CN’s new boss doesn’t want oil to replace long-lasting grain and lumber business without multi-year commitments from energy producers.
Crude oil demand may be on the rise again, but Canadian National Railway’s new leader insists energy shipments won’t displace long term railroad staples such as grain and lumber.
Grain farmers in the western Prairie provinces saw exports slow to a crawl when Canadian National proved unable to cope with a surge in demand starting in the second half of last year. In March, with bottlenecks and customer complaints mounting, Canada’s biggest railroad ousted then-Chief Executive Officer Luc Jobin and prompted his successor, Jean-Jacques Ruest, to boost capital spending to start fixing the logjams.
“We do not want to kick out, or restrain, business that will be long-lasting to replace it by crude,” Ruest told Bloomberg in Montreal. “To the extent we have some spare capacity, which is what we are building here, to onboard crude without hurting grain, lumber and mining, then we will do that.”
Petroleum and chemicals was Canadian National’s second-largest line of business in the second quarter, worth C$616 million.

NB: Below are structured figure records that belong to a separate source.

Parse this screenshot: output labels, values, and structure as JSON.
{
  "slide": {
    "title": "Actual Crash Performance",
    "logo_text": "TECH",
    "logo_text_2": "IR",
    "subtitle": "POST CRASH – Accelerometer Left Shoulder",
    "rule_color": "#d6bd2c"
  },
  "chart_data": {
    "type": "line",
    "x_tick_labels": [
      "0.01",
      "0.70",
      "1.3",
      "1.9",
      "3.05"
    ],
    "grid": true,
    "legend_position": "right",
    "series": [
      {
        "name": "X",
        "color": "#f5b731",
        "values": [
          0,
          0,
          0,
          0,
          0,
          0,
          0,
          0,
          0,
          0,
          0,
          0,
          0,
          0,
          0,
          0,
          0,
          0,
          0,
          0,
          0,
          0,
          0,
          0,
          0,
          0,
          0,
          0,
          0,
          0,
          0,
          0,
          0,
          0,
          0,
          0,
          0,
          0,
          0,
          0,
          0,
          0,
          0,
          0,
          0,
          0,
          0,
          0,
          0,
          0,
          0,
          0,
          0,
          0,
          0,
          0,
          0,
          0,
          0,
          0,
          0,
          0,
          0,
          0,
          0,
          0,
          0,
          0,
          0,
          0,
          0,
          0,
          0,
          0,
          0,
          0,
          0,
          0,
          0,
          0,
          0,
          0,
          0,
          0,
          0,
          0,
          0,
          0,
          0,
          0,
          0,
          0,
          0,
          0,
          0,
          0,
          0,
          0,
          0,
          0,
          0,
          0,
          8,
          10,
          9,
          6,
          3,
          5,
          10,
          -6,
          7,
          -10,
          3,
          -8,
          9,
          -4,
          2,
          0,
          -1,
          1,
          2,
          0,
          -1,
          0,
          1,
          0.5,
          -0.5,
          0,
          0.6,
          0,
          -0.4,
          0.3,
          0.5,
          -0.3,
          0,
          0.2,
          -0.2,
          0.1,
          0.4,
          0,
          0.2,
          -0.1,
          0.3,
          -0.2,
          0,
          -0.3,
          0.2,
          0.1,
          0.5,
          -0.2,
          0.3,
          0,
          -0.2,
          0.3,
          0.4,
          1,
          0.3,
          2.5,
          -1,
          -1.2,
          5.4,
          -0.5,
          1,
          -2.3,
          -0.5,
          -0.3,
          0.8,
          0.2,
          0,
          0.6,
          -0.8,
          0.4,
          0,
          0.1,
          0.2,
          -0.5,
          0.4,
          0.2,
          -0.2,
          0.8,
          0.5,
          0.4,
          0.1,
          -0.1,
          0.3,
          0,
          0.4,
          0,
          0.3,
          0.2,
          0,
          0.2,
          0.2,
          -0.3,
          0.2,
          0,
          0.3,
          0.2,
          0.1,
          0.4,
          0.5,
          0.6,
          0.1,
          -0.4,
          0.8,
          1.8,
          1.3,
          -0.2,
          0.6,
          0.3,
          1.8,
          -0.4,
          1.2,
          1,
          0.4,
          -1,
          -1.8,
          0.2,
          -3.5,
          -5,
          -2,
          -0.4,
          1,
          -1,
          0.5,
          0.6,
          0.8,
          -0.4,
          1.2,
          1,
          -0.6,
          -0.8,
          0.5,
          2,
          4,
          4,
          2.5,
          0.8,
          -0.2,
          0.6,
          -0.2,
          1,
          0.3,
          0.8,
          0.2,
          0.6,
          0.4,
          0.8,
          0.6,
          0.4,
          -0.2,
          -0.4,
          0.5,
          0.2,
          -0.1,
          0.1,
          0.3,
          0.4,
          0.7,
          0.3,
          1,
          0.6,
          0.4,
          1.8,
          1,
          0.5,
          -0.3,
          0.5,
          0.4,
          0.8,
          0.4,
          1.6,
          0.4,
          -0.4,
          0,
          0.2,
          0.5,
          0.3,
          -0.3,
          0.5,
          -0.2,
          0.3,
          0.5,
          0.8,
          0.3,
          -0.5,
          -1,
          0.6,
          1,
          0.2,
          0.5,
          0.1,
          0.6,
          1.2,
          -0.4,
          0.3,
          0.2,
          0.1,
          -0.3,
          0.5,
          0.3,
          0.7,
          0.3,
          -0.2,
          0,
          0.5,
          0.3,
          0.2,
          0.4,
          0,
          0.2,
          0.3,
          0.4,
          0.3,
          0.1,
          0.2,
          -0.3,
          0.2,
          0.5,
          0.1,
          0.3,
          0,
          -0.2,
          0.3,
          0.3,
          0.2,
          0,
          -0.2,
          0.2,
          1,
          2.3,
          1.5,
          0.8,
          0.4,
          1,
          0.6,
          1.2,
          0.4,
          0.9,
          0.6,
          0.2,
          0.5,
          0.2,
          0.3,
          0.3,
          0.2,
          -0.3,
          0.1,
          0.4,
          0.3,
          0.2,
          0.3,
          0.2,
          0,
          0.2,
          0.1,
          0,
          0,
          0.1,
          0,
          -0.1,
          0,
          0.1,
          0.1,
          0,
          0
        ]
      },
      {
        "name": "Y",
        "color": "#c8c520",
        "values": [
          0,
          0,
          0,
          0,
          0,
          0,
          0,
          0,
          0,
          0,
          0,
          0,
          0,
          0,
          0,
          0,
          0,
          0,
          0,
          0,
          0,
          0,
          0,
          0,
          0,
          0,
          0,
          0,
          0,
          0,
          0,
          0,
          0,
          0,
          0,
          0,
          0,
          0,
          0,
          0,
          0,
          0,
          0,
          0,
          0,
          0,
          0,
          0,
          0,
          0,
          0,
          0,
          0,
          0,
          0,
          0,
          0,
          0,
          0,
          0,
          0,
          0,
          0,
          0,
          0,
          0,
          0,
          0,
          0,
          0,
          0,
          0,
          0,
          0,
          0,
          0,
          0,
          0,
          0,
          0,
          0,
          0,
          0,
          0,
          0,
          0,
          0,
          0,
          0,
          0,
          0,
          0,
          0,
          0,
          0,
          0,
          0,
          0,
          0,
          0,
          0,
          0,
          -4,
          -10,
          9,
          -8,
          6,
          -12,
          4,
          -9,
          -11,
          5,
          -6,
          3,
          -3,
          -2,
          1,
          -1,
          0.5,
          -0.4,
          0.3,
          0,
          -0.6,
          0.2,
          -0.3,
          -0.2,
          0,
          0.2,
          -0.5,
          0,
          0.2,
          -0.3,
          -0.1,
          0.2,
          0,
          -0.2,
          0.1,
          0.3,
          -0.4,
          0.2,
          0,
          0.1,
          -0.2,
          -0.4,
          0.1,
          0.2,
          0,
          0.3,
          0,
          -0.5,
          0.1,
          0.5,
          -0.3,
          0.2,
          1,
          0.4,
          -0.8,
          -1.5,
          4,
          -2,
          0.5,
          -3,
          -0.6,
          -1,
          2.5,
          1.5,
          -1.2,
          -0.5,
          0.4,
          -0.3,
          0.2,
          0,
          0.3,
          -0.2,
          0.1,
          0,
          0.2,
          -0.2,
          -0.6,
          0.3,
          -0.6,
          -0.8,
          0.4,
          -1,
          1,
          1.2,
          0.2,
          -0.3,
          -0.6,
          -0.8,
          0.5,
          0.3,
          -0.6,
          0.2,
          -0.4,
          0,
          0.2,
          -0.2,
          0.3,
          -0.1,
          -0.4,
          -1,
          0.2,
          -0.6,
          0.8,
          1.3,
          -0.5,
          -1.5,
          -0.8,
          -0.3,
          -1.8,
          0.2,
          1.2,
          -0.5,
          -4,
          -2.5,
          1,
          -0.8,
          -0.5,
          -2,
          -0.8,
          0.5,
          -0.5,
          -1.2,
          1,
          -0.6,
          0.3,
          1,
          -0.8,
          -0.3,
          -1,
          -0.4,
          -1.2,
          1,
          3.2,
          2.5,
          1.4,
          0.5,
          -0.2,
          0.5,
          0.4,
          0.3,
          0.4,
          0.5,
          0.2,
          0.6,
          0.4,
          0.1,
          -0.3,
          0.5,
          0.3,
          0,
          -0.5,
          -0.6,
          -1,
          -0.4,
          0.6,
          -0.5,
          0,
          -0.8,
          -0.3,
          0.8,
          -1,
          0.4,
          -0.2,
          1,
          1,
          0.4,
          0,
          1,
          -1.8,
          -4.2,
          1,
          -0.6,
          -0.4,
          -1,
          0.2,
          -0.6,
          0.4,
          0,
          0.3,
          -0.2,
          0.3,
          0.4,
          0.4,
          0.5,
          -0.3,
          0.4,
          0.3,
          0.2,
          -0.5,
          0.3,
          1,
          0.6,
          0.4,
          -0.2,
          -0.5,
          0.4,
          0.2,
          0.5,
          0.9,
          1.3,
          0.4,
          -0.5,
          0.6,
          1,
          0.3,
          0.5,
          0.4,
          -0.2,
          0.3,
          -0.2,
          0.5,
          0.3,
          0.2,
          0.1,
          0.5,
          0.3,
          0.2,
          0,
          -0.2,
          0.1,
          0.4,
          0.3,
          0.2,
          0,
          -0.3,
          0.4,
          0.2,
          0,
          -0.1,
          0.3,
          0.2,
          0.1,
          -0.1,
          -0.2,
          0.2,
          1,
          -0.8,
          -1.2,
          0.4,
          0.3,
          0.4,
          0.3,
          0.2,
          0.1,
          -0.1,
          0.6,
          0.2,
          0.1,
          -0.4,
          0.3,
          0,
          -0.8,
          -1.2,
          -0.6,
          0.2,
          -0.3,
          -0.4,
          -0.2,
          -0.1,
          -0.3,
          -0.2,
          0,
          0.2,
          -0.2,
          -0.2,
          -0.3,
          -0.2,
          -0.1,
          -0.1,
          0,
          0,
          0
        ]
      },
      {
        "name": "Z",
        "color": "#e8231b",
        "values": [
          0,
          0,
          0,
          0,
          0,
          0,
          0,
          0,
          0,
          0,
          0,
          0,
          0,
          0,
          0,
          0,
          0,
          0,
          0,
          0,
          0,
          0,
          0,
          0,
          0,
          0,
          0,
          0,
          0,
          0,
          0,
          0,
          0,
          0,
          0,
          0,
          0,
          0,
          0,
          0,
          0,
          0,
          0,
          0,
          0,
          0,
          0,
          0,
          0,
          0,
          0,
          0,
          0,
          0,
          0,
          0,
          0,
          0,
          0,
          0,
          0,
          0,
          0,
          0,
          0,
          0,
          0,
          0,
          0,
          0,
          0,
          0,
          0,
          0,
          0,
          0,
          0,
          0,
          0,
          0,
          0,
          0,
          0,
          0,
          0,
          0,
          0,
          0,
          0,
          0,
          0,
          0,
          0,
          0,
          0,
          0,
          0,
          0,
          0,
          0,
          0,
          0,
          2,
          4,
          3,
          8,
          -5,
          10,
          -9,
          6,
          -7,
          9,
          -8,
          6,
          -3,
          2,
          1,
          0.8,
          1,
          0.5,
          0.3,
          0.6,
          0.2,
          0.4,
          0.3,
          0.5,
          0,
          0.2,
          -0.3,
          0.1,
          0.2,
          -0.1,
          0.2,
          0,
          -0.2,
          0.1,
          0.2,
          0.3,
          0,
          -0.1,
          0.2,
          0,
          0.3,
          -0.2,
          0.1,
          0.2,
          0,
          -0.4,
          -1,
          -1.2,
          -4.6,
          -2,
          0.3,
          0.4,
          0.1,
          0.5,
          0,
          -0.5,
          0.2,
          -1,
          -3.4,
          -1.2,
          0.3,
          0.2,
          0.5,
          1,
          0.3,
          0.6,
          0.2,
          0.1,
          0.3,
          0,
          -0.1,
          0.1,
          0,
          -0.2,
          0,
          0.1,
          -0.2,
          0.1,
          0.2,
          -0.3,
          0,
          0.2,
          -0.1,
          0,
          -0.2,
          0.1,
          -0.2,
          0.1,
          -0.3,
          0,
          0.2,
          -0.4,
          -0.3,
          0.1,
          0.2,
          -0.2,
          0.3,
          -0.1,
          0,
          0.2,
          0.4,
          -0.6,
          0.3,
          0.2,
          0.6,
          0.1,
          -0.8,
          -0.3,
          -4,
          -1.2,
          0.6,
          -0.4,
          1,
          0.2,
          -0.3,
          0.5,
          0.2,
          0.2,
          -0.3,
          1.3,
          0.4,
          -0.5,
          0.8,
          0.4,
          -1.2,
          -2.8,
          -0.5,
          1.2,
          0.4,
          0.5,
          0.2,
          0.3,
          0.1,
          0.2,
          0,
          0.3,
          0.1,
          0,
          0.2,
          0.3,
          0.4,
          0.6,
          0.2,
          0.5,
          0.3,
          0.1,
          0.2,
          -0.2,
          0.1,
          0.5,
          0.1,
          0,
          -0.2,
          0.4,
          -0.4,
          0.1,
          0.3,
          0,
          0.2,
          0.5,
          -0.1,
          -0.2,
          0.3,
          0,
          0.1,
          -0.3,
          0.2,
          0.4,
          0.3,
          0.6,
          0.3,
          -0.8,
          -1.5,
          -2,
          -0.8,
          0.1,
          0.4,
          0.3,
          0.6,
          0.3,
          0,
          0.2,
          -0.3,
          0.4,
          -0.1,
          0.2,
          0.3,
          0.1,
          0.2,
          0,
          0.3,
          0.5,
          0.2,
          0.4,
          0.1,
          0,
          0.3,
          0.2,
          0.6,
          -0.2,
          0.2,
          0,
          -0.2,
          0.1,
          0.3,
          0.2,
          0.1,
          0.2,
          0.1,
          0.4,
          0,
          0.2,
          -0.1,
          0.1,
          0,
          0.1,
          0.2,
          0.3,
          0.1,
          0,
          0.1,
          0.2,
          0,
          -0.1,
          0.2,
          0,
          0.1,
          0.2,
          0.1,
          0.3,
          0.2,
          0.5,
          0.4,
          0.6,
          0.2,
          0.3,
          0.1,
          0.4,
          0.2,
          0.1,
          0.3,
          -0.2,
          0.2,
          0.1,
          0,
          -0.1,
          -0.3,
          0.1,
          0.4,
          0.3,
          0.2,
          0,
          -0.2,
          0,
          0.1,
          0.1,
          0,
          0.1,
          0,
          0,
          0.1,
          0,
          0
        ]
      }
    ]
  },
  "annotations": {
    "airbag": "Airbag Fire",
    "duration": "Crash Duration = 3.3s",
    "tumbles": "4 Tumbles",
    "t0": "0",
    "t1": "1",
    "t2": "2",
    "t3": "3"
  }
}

That compares with revenue of C$591 million for grain and fertilizers, and C$490 million for forest products. Canadian National had total sales of C$3.63 billion in the period, led by container-car shipments.
Ruest is hesitant to build dedicated infrastructure for energy shipments without multi-year commitments from energy producers.
“CN has been in business for 99 years, and we’ve been in business for 99 years moving grain, lumber or mining products,” he said. “Crude was not part of what we moved in 1919. This was not a product that we moved a couple of years ago, and a couple of years from now, we may not move it again.”
To handle additional volumes, Canadian National is adding staff, tracks, sidings and locomotives. The company is focusing investments on the western section of its network -- from the British Columbia ports of Prince Rupert and Vancouver and the oil-rich province of Alberta to Chicago -- where growth is strongest.
“In the second half you will see an increase in our carloads for crude, on a sequential and year-over-year basis,” Ruest said. “That will start to show up in the fall -- tying into our construction program that will create capacity to move more trains” from Alberta to the eastern part of the country, he said.